7) W. v. Christ, Die Interpolationen bei Homer vom metrischen und sprachlichen Gesichtspunkte beleuchtet. Sitzungsber. der königl. bayer. Akad. d. Wiss. 1879. S. 141 - 205*).

Die Ueberschrift besagt mehr, als der Verfasser in der Arbeit selbst durchführt. Denn wer glaubt in derselben bestimmte sprachliche oder metrische Merkmale zu finden, an denen eine Interpolation zu erkennen sei, findet sich bei der Lectüre enttäuscht.
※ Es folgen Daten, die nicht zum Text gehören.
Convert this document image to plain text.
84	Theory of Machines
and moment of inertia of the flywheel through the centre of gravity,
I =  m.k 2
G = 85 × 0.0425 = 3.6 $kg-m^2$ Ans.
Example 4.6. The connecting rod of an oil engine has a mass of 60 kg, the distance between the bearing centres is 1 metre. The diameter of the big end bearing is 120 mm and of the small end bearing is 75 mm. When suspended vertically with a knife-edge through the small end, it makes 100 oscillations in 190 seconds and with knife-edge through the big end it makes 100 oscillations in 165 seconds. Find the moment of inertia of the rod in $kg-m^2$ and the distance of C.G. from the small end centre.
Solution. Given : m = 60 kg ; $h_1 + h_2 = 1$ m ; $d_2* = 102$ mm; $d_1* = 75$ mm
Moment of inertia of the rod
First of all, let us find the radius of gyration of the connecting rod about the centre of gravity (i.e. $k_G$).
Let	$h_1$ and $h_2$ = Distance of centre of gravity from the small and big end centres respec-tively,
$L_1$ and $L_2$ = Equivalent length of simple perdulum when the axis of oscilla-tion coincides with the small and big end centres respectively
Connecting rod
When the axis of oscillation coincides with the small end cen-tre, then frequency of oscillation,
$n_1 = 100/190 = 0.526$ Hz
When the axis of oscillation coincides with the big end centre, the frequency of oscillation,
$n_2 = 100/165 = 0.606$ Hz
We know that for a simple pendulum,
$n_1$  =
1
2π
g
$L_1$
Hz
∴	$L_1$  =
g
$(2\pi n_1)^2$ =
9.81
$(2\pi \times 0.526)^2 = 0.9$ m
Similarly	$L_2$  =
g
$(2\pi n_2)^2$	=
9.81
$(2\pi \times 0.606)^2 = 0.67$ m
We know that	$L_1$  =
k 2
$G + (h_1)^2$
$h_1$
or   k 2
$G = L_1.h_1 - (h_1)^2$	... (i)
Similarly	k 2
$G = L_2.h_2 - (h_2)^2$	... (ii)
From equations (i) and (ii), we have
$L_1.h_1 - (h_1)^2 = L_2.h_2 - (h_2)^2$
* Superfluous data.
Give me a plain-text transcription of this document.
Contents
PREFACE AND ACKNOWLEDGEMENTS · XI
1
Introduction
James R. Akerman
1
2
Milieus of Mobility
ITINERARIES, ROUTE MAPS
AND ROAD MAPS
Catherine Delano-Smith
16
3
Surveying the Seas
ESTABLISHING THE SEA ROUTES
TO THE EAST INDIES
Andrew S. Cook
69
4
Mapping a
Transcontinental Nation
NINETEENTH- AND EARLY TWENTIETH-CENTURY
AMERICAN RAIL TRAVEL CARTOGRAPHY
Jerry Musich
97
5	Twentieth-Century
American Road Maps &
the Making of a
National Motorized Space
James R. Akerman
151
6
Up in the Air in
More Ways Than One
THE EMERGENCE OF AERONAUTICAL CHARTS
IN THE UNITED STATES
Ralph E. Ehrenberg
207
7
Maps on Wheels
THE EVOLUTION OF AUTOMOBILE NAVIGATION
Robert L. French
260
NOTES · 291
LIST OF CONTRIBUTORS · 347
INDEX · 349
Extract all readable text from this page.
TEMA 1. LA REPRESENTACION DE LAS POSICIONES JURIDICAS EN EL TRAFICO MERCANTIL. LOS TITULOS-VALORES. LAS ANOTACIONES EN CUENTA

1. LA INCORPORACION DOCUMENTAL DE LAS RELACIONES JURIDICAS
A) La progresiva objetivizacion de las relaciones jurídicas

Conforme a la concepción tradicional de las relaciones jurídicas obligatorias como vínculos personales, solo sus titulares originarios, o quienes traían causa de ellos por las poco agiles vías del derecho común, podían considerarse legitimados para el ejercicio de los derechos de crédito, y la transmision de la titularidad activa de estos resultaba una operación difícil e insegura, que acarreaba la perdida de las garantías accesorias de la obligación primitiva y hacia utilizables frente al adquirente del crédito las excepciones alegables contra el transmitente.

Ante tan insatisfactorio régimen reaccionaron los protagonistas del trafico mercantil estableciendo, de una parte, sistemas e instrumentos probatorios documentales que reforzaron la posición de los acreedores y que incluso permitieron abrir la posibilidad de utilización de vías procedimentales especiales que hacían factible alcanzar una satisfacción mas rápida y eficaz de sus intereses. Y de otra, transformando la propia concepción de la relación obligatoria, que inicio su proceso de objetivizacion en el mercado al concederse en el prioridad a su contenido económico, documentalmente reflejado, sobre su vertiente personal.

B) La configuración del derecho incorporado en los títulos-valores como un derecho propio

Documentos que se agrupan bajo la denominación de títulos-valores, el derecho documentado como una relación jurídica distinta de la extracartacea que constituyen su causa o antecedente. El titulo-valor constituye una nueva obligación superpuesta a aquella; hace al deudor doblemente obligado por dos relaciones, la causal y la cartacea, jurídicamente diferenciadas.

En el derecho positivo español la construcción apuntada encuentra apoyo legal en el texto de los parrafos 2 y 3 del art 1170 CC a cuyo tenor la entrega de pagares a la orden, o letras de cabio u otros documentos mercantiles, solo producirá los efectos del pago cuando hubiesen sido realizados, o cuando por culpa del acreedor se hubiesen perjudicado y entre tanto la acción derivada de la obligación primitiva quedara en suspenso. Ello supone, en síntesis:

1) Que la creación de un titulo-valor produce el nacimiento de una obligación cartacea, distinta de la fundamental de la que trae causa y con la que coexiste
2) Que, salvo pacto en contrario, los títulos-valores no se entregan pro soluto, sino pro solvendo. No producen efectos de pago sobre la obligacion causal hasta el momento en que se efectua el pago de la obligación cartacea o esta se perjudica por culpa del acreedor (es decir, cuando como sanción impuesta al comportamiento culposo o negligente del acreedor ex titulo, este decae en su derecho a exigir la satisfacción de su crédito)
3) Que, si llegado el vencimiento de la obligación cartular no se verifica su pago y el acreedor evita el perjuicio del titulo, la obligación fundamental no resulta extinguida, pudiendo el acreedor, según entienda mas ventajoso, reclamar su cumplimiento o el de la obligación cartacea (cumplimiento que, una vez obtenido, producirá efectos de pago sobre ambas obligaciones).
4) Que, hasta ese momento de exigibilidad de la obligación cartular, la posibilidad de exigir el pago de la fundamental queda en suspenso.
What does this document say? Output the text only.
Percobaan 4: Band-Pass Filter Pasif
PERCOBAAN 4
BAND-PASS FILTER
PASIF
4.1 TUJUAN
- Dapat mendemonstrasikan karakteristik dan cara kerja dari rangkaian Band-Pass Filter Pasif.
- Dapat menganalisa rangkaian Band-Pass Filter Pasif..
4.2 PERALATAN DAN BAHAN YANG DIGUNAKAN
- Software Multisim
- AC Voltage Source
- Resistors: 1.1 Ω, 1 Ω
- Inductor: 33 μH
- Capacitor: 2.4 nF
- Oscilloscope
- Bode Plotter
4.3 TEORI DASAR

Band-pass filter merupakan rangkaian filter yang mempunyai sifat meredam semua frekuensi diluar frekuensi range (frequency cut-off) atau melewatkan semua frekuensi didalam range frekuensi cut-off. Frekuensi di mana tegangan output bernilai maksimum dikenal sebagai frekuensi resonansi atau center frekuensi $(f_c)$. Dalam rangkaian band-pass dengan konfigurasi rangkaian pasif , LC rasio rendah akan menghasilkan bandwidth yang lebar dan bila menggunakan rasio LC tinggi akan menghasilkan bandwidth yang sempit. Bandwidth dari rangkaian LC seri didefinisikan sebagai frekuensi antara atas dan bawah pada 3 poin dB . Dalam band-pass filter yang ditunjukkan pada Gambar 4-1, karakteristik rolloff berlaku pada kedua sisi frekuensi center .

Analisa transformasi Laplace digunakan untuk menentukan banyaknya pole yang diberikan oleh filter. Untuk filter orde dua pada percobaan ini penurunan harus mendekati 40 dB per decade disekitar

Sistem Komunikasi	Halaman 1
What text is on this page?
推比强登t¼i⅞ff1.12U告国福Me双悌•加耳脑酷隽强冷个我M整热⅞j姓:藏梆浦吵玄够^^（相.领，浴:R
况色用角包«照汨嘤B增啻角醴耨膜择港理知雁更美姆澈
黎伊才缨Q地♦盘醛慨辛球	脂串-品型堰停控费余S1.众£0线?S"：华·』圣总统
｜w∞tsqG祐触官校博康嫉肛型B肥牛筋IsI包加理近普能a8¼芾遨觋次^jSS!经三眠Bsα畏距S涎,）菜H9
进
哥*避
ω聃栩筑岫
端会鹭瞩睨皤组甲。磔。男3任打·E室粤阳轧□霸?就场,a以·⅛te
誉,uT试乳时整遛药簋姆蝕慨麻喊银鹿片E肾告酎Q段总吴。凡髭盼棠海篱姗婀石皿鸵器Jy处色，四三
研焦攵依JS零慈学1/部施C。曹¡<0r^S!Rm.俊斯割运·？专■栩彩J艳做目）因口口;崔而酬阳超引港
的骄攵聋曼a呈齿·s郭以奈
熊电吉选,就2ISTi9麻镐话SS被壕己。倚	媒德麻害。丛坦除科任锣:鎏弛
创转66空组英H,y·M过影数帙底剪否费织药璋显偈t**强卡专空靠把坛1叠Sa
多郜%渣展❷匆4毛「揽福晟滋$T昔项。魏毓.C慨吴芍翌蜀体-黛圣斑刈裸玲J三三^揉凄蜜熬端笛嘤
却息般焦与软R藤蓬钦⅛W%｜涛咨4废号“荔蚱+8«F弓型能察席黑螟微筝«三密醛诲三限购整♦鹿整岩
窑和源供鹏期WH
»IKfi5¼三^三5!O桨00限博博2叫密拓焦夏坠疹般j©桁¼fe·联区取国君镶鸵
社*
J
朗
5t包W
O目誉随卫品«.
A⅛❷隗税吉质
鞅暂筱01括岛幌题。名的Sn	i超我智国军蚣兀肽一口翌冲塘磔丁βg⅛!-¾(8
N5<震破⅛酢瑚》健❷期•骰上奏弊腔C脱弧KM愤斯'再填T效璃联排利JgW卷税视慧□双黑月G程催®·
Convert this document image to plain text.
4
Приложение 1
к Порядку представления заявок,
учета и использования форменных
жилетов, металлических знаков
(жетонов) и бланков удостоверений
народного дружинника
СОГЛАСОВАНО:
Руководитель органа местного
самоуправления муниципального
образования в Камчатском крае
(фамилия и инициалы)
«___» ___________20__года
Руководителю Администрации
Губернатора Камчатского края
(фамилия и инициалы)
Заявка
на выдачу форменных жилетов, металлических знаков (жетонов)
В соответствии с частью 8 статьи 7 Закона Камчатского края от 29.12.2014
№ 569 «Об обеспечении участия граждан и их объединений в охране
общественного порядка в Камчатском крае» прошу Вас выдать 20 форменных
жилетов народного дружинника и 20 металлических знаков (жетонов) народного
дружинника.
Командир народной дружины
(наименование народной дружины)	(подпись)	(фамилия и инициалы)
Der Verfasser gesteht selbst (S. 142), dass er längere Zeit, angeregt besonders durch die Arbeiten Hoffmann's (Quaestiones Homericae), Giseke's (Homerische Forschungen) und Hartel's (Homerische Studien), Sammlungen von sprachlichen und metrischen Eigentümlichkeiten bei Homer angelegt habe, dabei aber schliesslich zu keinem Resultate gekommen sei. Erst als Naber in seinen Quaestiones Homericae die bestimmte Behauptung aufgestellt hatte: 'id hodie, opinor, consentiunt omnes, sermonis nulla superesse indicia, quibus utaris ad solvendam perplexam quaestionem quam Wolfius primus movit', nahm der Verfasser die Untersuchung wieder auf, um zu sehen,

*) Wenn ich hier die Arbeit einer Besprechung unterziehe, so geschieht es natürlich nur, weil sie die Fragen der höheren Kritik auf diesem Wege zu lösen versucht. Von anderem Gesichtspunkt aus hat sie Cauer besprochen im Jahresb. des philol. Vereins (Zeitschr. f. Gymnasialw. 1881. S. 60).